"Gitmekle Nereye Kadar?"
"Git da Gelme." sloganı, son dönemde ebeveynlerimiz ve akrabalarımız arasında sıkça duyulan bir ifade haline geldi.
"Git da Gelme." sloganı, son dönemde ebeveynlerimiz ve akrabalarımız arasında sıkça duyulan bir ifade haline geldi. Bu kısa cümle, genellikle "Bu memleketten bir şey olmaz" gibi karamsar bir görüşün ardından gelir. Ancak artık bu moral bozucu yaklaşımın yerine, "Hayır efendim, bu memleketten çok şey olur" diyebilmenin zamanı geldi de geçiyor!
"Git da Gelme" felsefesi aslında Kıbrıs Türk toplumuna yapılmış derin bir hakarettir. Hükümet ettiğini iddia edenlerin kişisel çıkarları için kaynakları harcaması, sahte diplomalarla, usulsüz sınavsız atamalarla gençlerin geleceğini ipotek altına almaktadır. Bu düzen, gençliğin umutlarını söndürüp, geleceklerini karartmak ve biat kültürüne alıştırma çabasıdır. Ancak bizleri, yıllardır sistemin baskısı altında ezmeye çalışan, umutsuzluğa sürüklemek için korkutma politikaları üreten bu zihniyete Kıbrıs Türk gençliği olarak dur demek zorundayız. Çünkü sessiz kaldıkça sadece kaybederiz ve artık böyle bir lüksümüz yok, olmamalı. Bu adaletsizliğe karşı sesimizi yükseltmeli, haklarımızı savunmalıyız. Kaynakların adil ve etkin bir şekilde kullanılması için mücadele etmeli, gerçeklerin üzerini örtenlere karşı durmalıyız. Biz gençler, ülkemizin geleceğini şekillendiren güçlü birer aktörüz ve bu sorumluluğun bilincindeyiz.
Ancak bu sorumluluğun bilinciyle hareket ederken, birlik ve dayanışma içinde olmalı ve bu haklı mücadelede yerimizi almalıyız. Birbirimize destek olmalı, güçlerimizi birleştirerek daha etkili adımlar atmalıyız. Ülkemizin yönetiminde söz sahibi olmak için sadece eleştirmek yetmez, aynı zamanda çözüm önerileri sunmalıyız. Gençler olarak, geleceğimizi şekillendirecek kararların alınmasında etkin bir rol oynamalıyız.
Kıbrıs Türk gençliği, her geçen gün ekonomik ve sosyal anlamda daha fazla gerilemenin peşinde mi sürüklenecek? yoksa Kendi ülkesinde ikinci sınıf vatandaş olmayı kabul mu edecek? Hiç sanmıyorum. Artık harekete geçme zamanı geldi çattı. Kıbrıs Türk genci, kendi kaderini ülkesinde belirleme hakkına sahiptir ve sokaklar, caddeler artık bu hak arayışının yuvasıdır..

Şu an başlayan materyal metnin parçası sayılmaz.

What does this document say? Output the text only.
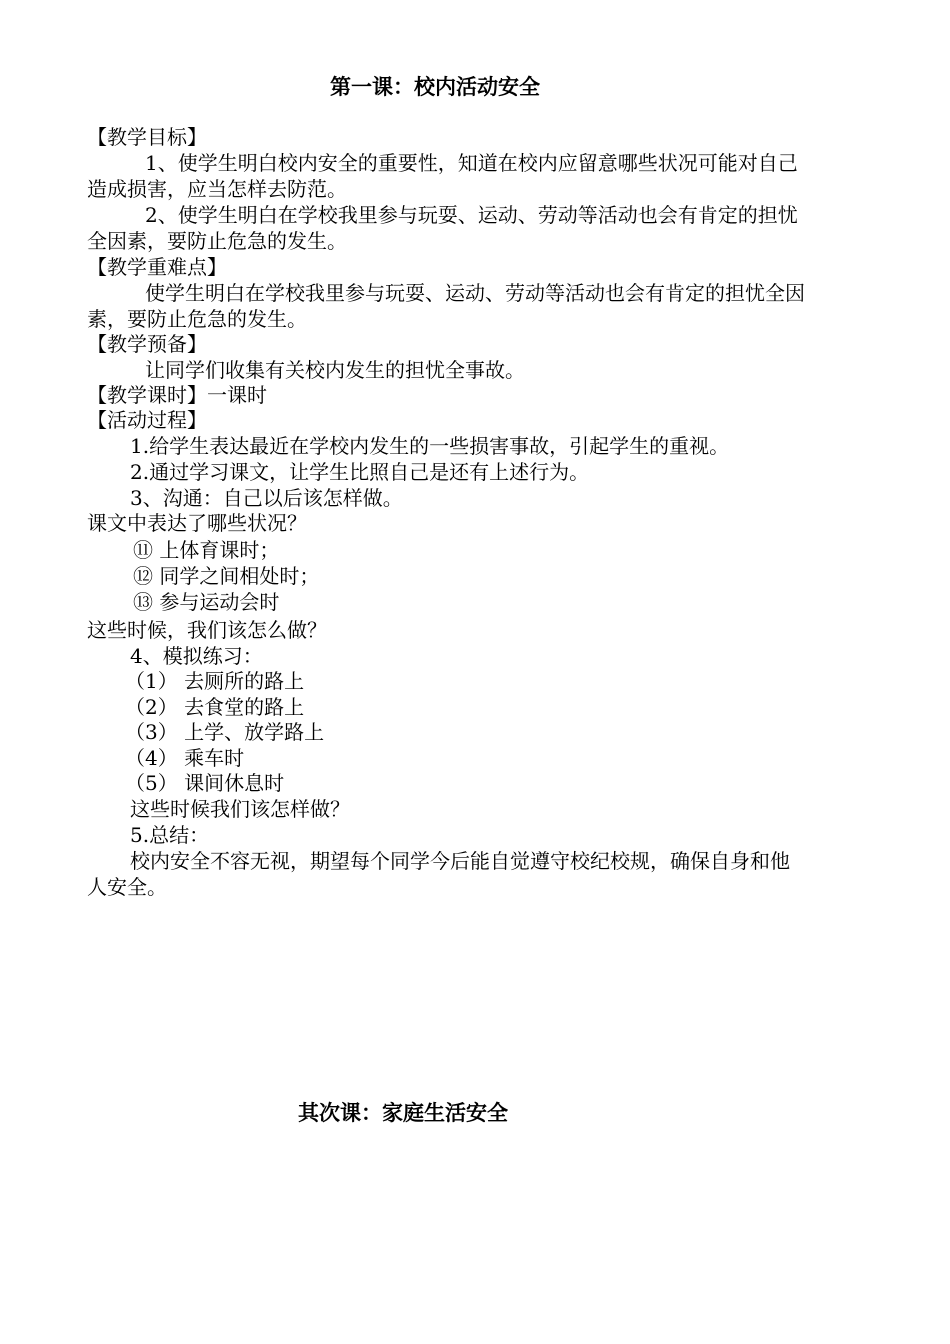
第一课：校内活动安全
【教学目标】
1、使学生明白校内安全的重要性，知道在校内应留意哪些状况可能对自己
造成损害，应当怎样去防范。
2、使学生明白在学校我里参与玩耍、运动、劳动等活动也会有肯定的担忧
全因素，要防止危急的发生。
【教学重难点】
使学生明白在学校我里参与玩耍、运动、劳动等活动也会有肯定的担忧全因
素，要防止危急的发生。
【教学预备】
让同学们收集有关校内发生的担忧全事故。
【教学课时】一课时
【活动过程】
1.给学生表达最近在学校内发生的一些损害事故，引起学生的重视。
2.通过学习课文，让学生比照自己是还有上述行为。
3、沟通：自己以后该怎样做。
课文中表达了哪些状况？
⑪ 上体育课时；
⑫ 同学之间相处时；
⑬ 参与运动会时
这些时候，我们该怎么做？
4、模拟练习：
（1） 去厕所的路上
（2） 去食堂的路上
（3） 上学、放学路上
（4） 乘车时
（5） 课间休息时
这些时候我们该怎样做？
5.总结：
校内安全不容无视，期望每个同学今后能自觉遵守校纪校规，确保自身和他
人安全。
其次课：家庭生活安全
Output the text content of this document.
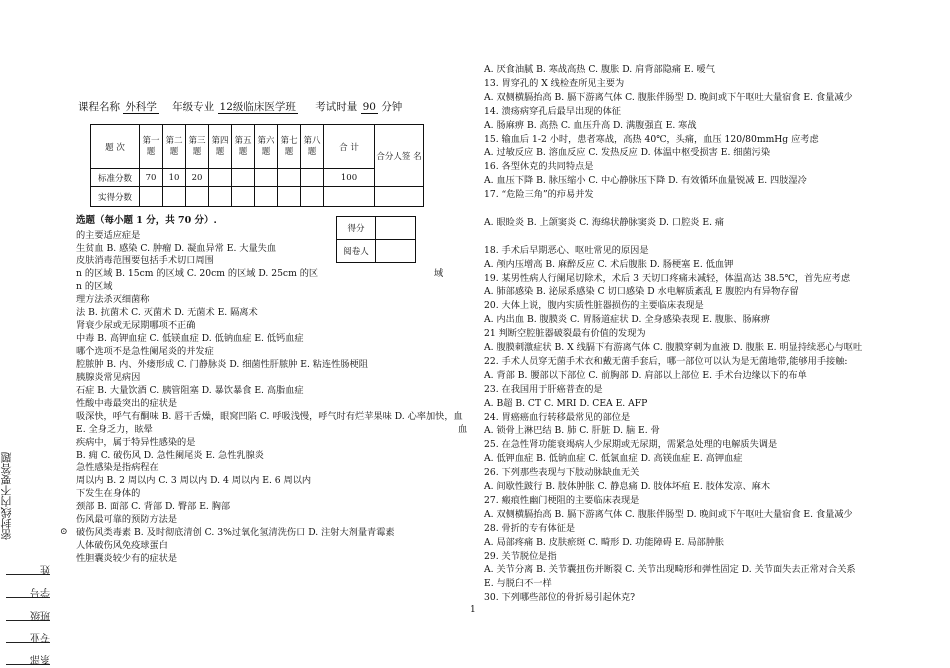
课程名称 外科学 年级专业 12级临床医学班 考试时量 90 分钟
题 次	第一题	第二题	第三题	第四题	第五题	第六题	第七题	第八题	合 计	合分人签 名
标准分数	70	10	20						100	
实得分数										
得分	
阅卷人	
选题（每小题 1 分，共 70 分）.
的主要适应症是
生贫血 B. 感染 C. 肿瘤 D. 凝血异常 E. 大量失血
皮肤消毒范围要包括手术切口周围
n 的区域 B. 15cm 的区域 C. 20cm 的区域 D. 25cm 的区
n 的区域
理方法杀灭细菌称
法 B. 抗菌术 C. 灭菌术 D. 无菌术 E. 隔离术
肾衰少尿或无尿期哪项不正确
中毒 B. 高钾血症 C. 低镁血症 D. 低钠血症 E. 低钙血症
哪个选项不是急性阑尾炎的并发症
腔脓肿 B. 内、外瘘形成 C. 门静脉炎 D. 细菌性肝脓肿 E. 粘连性肠梗阻
胰腺炎常见病因
石症 B. 大量饮酒 C. 胰管阻塞 D. 暴饮暴食 E. 高脂血症
性酸中毒最突出的症状是
吸深快，呼气有酮味 B. 唇干舌燥，眼窝凹陷 C. 呼吸浅慢，呼气时有烂苹果味 D. 心率加快，血
E. 全身乏力，眩晕
疾病中，属于特异性感染的是
B. 痈 C. 破伤风 D. 急性阑尾炎 E. 急性乳腺炎
急性感染是指病程在
周以内 B. 2 周以内 C. 3 周以内 D. 4 周以内 E. 6 周以内
下发生在身体的
颈部 B. 面部 C. 背部 D. 臀部 E. 胸部
伤风最可靠的预防方法是
破伤风类毒素 B. 及时彻底清创 C. 3%过氧化氢清洗伤口 D. 注射大剂量青霉素
人体破伤风免疫球蛋白
性胆囊炎较少有的症状是
域
血
A. 厌食油腻 B. 寒战高热 C. 腹胀 D. 肩背部隐痛 E. 嗳气
13. 胃穿孔的 X 线检查所见主要为
A. 双侧横膈抬高 B. 膈下游离气体 C. 腹胀伴肠型 D. 晚间或下午呕吐大量宿食 E. 食量减少
14. 溃疡病穿孔后最早出现的体征
A. 肠麻痹 B. 高热 C. 血压升高 D. 满腹强直 E. 寒战
15. 输血后 1-2 小时，患者寒战，高热 40℃，头痛，血压 120/80mmHg 应考虑
A. 过敏反应 B. 溶血反应 C. 发热反应 D. 体温中枢受损害 E. 细菌污染
16. 各型休克的共同特点是
A. 血压下降 B. 脉压缩小 C. 中心静脉压下降 D. 有效循环血量锐减 E. 四肢湿冷
17. “危险三角”的疖易并发
A. 眼睑炎 B. 上颌窦炎 C. 海绵状静脉窦炎 D. 口腔炎 E. 痛
18. 手术后早期恶心、呕吐常见的原因是
A. 颅内压增高 B. 麻醉反应 C. 术后腹胀 D. 肠梗塞 E. 低血钾
19. 某男性病人行阑尾切除术，术后 3 天切口疼痛未减轻，体温高达 38.5℃，首先应考虑
A. 肺部感染 B. 泌尿系感染 C 切口感染 D 水电解质紊乱 E 腹腔内有异物存留
20. 大体上说，腹内实质性脏器损伤的主要临床表现是
A. 内出血 B. 腹膜炎 C. 胃肠道症状 D. 全身感染表现 E. 腹胀、肠麻痹
21 判断空腔脏器破裂最有价值的发现为
A. 腹膜刺激症状 B. X 线膈下有游离气体 C. 腹膜穿刺为血液 D. 腹胀 E. 明显持续恶心与呕吐
22. 手术人员穿无菌手术衣和戴无菌手套后，哪一部位可以认为是无菌地带,能够用手接触:
A. 背部 B. 腰部以下部位 C. 前胸部 D. 肩部以上部位 E. 手术台边缘以下的布单
23. 在我国用于肝癌普查的是
A. B超 B. CT C. MRI D. CEA E. AFP
24. 胃癌癌血行转移最常见的部位是
A. 锁骨上淋巴结 B. 肺 C. 肝脏 D. 脑 E. 骨
25. 在急性肾功能衰竭病人少尿期或无尿期，需紧急处理的电解质失调是
A. 低钾血症 B. 低钠血症 C. 低氯血症 D. 高镁血症 E. 高钾血症
26. 下列那些表现与下肢动脉缺血无关
A. 间歇性跛行 B. 肢体肿胀 C. 静息痛 D. 肢体坏疽 E. 肢体发凉、麻木
27. 瘢痕性幽门梗阻的主要临床表现是
A. 双侧横膈抬高 B. 膈下游离气体 C. 腹胀伴肠型 D. 晚间或下午呕吐大量宿食 E. 食量减少
28. 骨折的专有体征是
A. 局部疼痛 B. 皮肤瘀斑 C. 畸形 D. 功能障碍 E. 局部肿胀
29. 关节脱位是指
A. 关节分离 B. 关节囊扭伤并断裂 C. 关节出现畸形和弹性固定 D. 关节面失去正常对合关系
E. 与脱臼不一样
30. 下列哪些部位的骨折易引起休克?
1
密封线内不要答题	⊙
姓
学号
班级
专业
系部
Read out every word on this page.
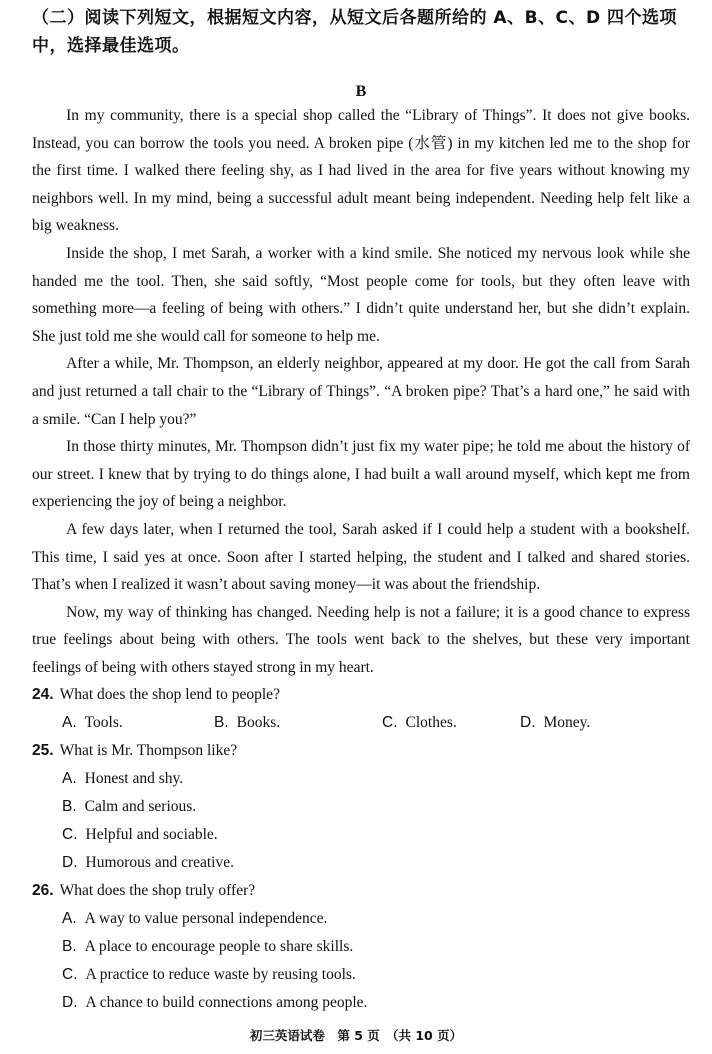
（二）阅读下列短文，根据短文内容，从短文后各题所给的 A、B、C、D 四个选项中，选择最佳选项。
B

In my community, there is a special shop called the “Library of Things”. It does not give books. Instead, you can borrow the tools you need. A broken pipe (水管) in my kitchen led me to the shop for the first time. I walked there feeling shy, as I had lived in the area for five years without knowing my neighbors well. In my mind, being a successful adult meant being independent. Needing help felt like a big weakness.

Inside the shop, I met Sarah, a worker with a kind smile. She noticed my nervous look while she handed me the tool. Then, she said softly, “Most people come for tools, but they often leave with something more—a feeling of being with others.” I didn’t quite understand her, but she didn’t explain. She just told me she would call for someone to help me.

After a while, Mr. Thompson, an elderly neighbor, appeared at my door. He got the call from Sarah and just returned a tall chair to the “Library of Things”. “A broken pipe? That’s a hard one,” he said with a smile. “Can I help you?”

In those thirty minutes, Mr. Thompson didn’t just fix my water pipe; he told me about the history of our street. I knew that by trying to do things alone, I had built a wall around myself, which kept me from experiencing the joy of being a neighbor.

A few days later, when I returned the tool, Sarah asked if I could help a student with a bookshelf. This time, I said yes at once. Soon after I started helping, the student and I talked and shared stories. That’s when I realized it wasn’t about saving money—it was about the friendship.

Now, my way of thinking has changed. Needing help is not a failure; it is a good chance to express true feelings about being with others. The tools went back to the shelves, but these very important feelings of being with others stayed strong in my heart.

24. What does the shop lend to people?
A. Tools.	B. Books.	C. Clothes.	D. Money.
25. What is Mr. Thompson like?
A. Honest and shy.
B. Calm and serious.
C. Helpful and sociable.
D. Humorous and creative.
26. What does the shop truly offer?
A. A way to value personal independence.
B. A place to encourage people to share skills.
C. A practice to reduce waste by reusing tools.
D. A chance to build connections among people.
初三英语试卷　第 5 页　（共 10 页）
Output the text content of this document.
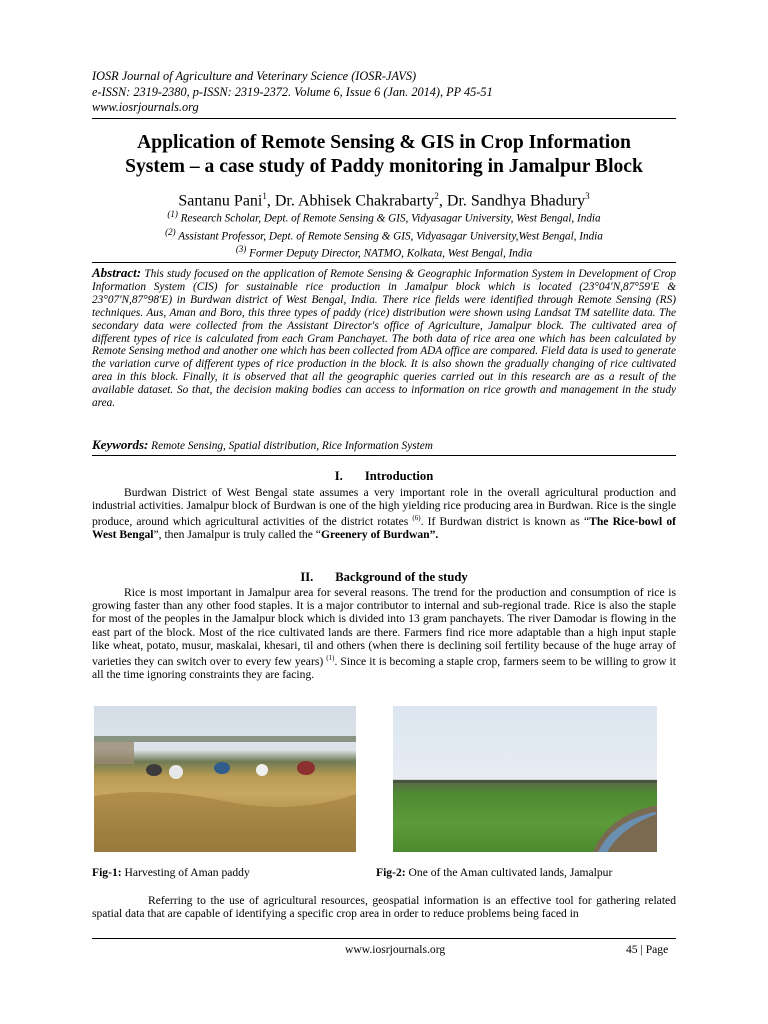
IOSR Journal of Agriculture and Veterinary Science (IOSR-JAVS)
e-ISSN: 2319-2380, p-ISSN: 2319-2372. Volume 6, Issue 6 (Jan. 2014), PP 45-51
www.iosrjournals.org
Application of Remote Sensing & GIS in Crop Information
System – a case study of Paddy monitoring in Jamalpur Block
Santanu Pani$^1$, Dr. Abhisek Chakrabarty$^2$, Dr. Sandhya Bhadury$^3$
$^{(1)}$ Research Scholar, Dept. of Remote Sensing & GIS, Vidyasagar University, West Bengal, India
$^{(2)}$ Assistant Professor, Dept. of Remote Sensing & GIS, Vidyasagar University,West Bengal, India
$^{(3)}$ Former Deputy Director, NATMO, Kolkata, West Bengal, India
Abstract: This study focused on the application of Remote Sensing & Geographic Information System in Development of Crop Information System (CIS) for sustainable rice production in Jamalpur block which is located (23°04'N,87°59'E & 23°07'N,87°98'E) in Burdwan district of West Bengal, India. There rice fields were identified through Remote Sensing (RS) techniques. Aus, Aman and Boro, this three types of paddy (rice) distribution were shown using Landsat TM satellite data. The secondary data were collected from the Assistant Director's office of Agriculture, Jamalpur block. The cultivated area of different types of rice is calculated from each Gram Panchayet. The both data of rice area one which has been calculated by Remote Sensing method and another one which has been collected from ADA office are compared. Field data is used to generate the variation curve of different types of rice production in the block. It is also shown the gradually changing of rice cultivated area in this block. Finally, it is observed that all the geographic queries carried out in this research are as a result of the available dataset. So that, the decision making bodies can access to information on rice growth and management in the study area.
Keywords: Remote Sensing, Spatial distribution, Rice Information System
I. Introduction
Burdwan District of West Bengal state assumes a very important role in the overall agricultural production and industrial activities. Jamalpur block of Burdwan is one of the high yielding rice producing area in Burdwan. Rice is the single produce, around which agricultural activities of the district rotates $^{(6)}$. If Burdwan district is known as “The Rice-bowl of West Bengal”, then Jamalpur is truly called the “Greenery of Burdwan”.
II. Background of the study
Rice is most important in Jamalpur area for several reasons. The trend for the production and consumption of rice is growing faster than any other food staples. It is a major contributor to internal and sub-regional trade. Rice is also the staple for most of the peoples in the Jamalpur block which is divided into 13 gram panchayets. The river Damodar is flowing in the east part of the block. Most of the rice cultivated lands are there. Farmers find rice more adaptable than a high input staple like wheat, potato, musur, maskalai, khesari, til and others (when there is declining soil fertility because of the huge array of varieties they can switch over to every few years) $^{(1)}$. Since it is becoming a staple crop, farmers seem to be willing to grow it all the time ignoring constraints they are facing.
Fig-1: Harvesting of Aman paddy	Fig-2: One of the Aman cultivated lands, Jamalpur
Referring to the use of agricultural resources, geospatial information is an effective tool for gathering related spatial data that are capable of identifying a specific crop area in order to reduce problems being faced in
www.iosrjournals.org	45 | Page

Unutmayalım ki, değişim ve dönüşüm ancak biz gençlerin aktif katılımıyla mümkün olacaktır. Geleceğimizi güvence altına almak için susmamalı, haklarımızı aramalı ve mücadelemizi sürdürmeliyiz. Çünkü biz, umut dolu bir geleceğin teminatıyız ve bu ülkeyi çok seviyoruz. Onu korumak en büyük hedefimiz.